Adam lived in a shelter for over two months. He worked odd jobs, and worked his way into a steady full-time job. Two months before his twelve month deadline, he surpassed his goal...Adam had an apartment, a vehicle he owned, and several thousand dollars in his savings account. Adam showed that by living within your means, and saving, you can get ahead. The key, is living within your means, which means living on less then what you make.

Story two focuses on Lance Roberts, of Houston. Lance is worth several million dollars now, but he was homeless to begin with. He lived out of his pick-up truck for two years, parking behind a fitness gym at night to sleep. Now, he works as a radio talk show host and money manager. His advice is to pay yourself first, and save 40% of your income, and live off 60%. Strong advice, and not easy, but a worthy goal to shoot for. Lance actually lives on less than 40%, and saves 60% (but granted, it's easier to do, when your worth several million dollars). His next piece of advice is to get rid of credit cards...the debtor is slave to the lender. Can I get an amen? Lance also makes a great point, using watches as an example. As much money as he is worth, he says he will never buy a Rolex. Why? Sure, he can afford it, he says, but he doesn't need is a waste of money. A $20 watch tells times just as well as a Rolex. Lance points out, most people, when they make more money, spend it. They buy bigger homes, nicer clothes, and newer,bigger cars. If you live the same way, you'll never make it, but if you keep and maintain a lifestyle within your means, and put that extra money into savings or paying off debt (while not creating more debt), you will get ahead.

So what can learn from these two examples? People who struggle with money, as a rule, are not held down by the government, some evil corporate entity, or a string of bad luck. No, the thing holding people back, is something closer to home...themselves.


qualityjohn said...

To deny your self pleasures does not hurt when you make the choice. It is only when pleasures are denied that the desire to have is overwhelming.

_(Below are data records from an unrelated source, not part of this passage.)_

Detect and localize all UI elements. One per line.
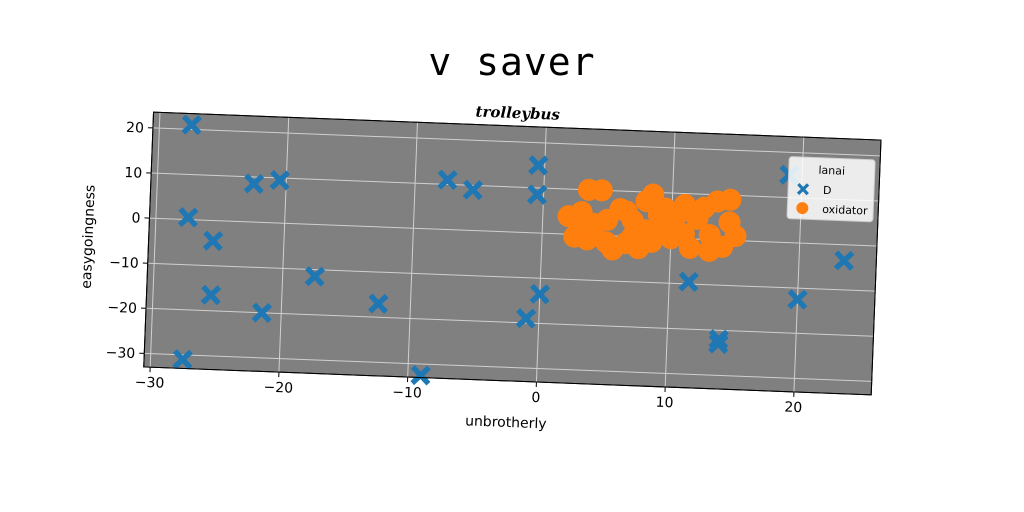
y-grid-line bbox=[144, 352, 872, 382]
data-point-oxidator bbox=[698, 239, 721, 262]
data-point-D bbox=[526, 184, 548, 205]
data-point-D bbox=[678, 271, 699, 292]
series-D bbox=[172, 114, 855, 386]
data-point-D bbox=[172, 349, 193, 370]
legend-entry-oxidator: oxidator bbox=[796, 202, 868, 218]
x-grid-line bbox=[664, 132, 676, 387]
data-point-D bbox=[368, 293, 389, 314]
y-grid-line bbox=[147, 262, 876, 292]
x-axis-label: unbrotherly bbox=[465, 413, 547, 432]
legend: lanai D oxidator bbox=[786, 156, 876, 223]
y-tick-label: −30 bbox=[105, 345, 135, 362]
series-oxidator bbox=[557, 178, 747, 262]
figure-suptitle: v saver bbox=[428, 40, 596, 84]
data-point-D bbox=[202, 230, 224, 252]
x-axis-ticks: −30 −20 −10 0 10 20 bbox=[134, 367, 803, 417]
data-point-D bbox=[708, 333, 729, 355]
x-tick-label: 0 bbox=[531, 390, 541, 406]
plot-frame bbox=[143, 111, 882, 396]
data-point-D bbox=[787, 289, 808, 310]
data-point-D bbox=[410, 365, 431, 386]
y-grid-line bbox=[151, 172, 879, 202]
legend-box bbox=[786, 156, 876, 223]
data-point-D bbox=[437, 169, 458, 191]
x-tick-label: −20 bbox=[263, 380, 293, 397]
y-grid-line bbox=[145, 307, 874, 337]
data-point-oxidator bbox=[595, 231, 618, 254]
y-grid-line bbox=[152, 127, 881, 157]
x-tick-label: −10 bbox=[392, 385, 422, 402]
data-point-D bbox=[243, 173, 265, 194]
y-axis-ticks: 20 10 0 −10 −20 −30 bbox=[105, 120, 153, 362]
legend-label-oxidator: oxidator bbox=[822, 203, 868, 218]
y-axis-label: easygoingness bbox=[79, 184, 99, 288]
y-tick-label: 20 bbox=[126, 120, 144, 137]
data-point-oxidator bbox=[678, 236, 701, 259]
chart-title: trolleybus bbox=[475, 102, 561, 123]
data-point-D bbox=[462, 179, 484, 201]
data-point-oxidator bbox=[627, 237, 650, 260]
data-point-D bbox=[529, 283, 551, 305]
y-tick-label: 10 bbox=[124, 165, 142, 182]
y-tick-label: −20 bbox=[107, 300, 137, 317]
data-point-D bbox=[200, 284, 222, 306]
x-grid-line bbox=[407, 122, 418, 378]
x-tick-label: 20 bbox=[784, 400, 802, 417]
data-point-oxidator bbox=[698, 224, 721, 247]
data-point-oxidator bbox=[647, 204, 670, 227]
x-tick-label: 10 bbox=[655, 395, 673, 412]
grid-lines bbox=[144, 112, 881, 392]
legend-marker-circle-icon bbox=[796, 202, 809, 215]
data-point-oxidator bbox=[615, 200, 638, 223]
data-point-D bbox=[269, 169, 291, 191]
x-tick-label: −30 bbox=[134, 375, 164, 392]
legend-entry-D: D bbox=[796, 182, 832, 197]
data-point-oxidator bbox=[719, 188, 742, 211]
x-grid-line bbox=[149, 112, 161, 368]
data-point-oxidator bbox=[674, 193, 697, 216]
data-point-D bbox=[833, 250, 855, 271]
legend-label-D: D bbox=[823, 184, 832, 197]
legend-marker-x-icon bbox=[796, 182, 810, 196]
y-tick-label: 0 bbox=[131, 210, 141, 226]
data-point-D bbox=[251, 302, 273, 323]
data-point-D bbox=[177, 207, 199, 228]
data-point-D bbox=[515, 308, 537, 329]
data-point-D bbox=[708, 329, 729, 350]
data-point-D bbox=[304, 266, 326, 287]
data-point-D bbox=[181, 114, 202, 136]
y-tick-label: −10 bbox=[109, 255, 139, 272]
legend-title: lanai bbox=[818, 164, 845, 178]
x-grid-line bbox=[278, 117, 290, 373]
axes-group: −30 −20 −10 0 10 20 20 10 0 −10 −20 −30 trolleybus… bbox=[79, 102, 882, 432]
legend-marker-x-shape bbox=[796, 182, 810, 196]
data-point-oxidator bbox=[590, 179, 613, 202]
data-point-D bbox=[528, 155, 549, 176]
plot-background bbox=[143, 111, 882, 396]
data-point-oxidator bbox=[659, 227, 682, 250]
y-grid-line bbox=[149, 217, 877, 247]
data-point-oxidator bbox=[570, 214, 593, 237]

When you make a goal and save to reach that goal, the pleasure is two fold. One is the sense of accomplishment and the other is in the pleasure of enjoying it.

Steve said...

QJ, your right, sometimes denying oneself something in the short term is not as painful as being denied something by a third party or circumstances beyond our control. And nothing beats the feeling of accomplishment from hard work and dedication.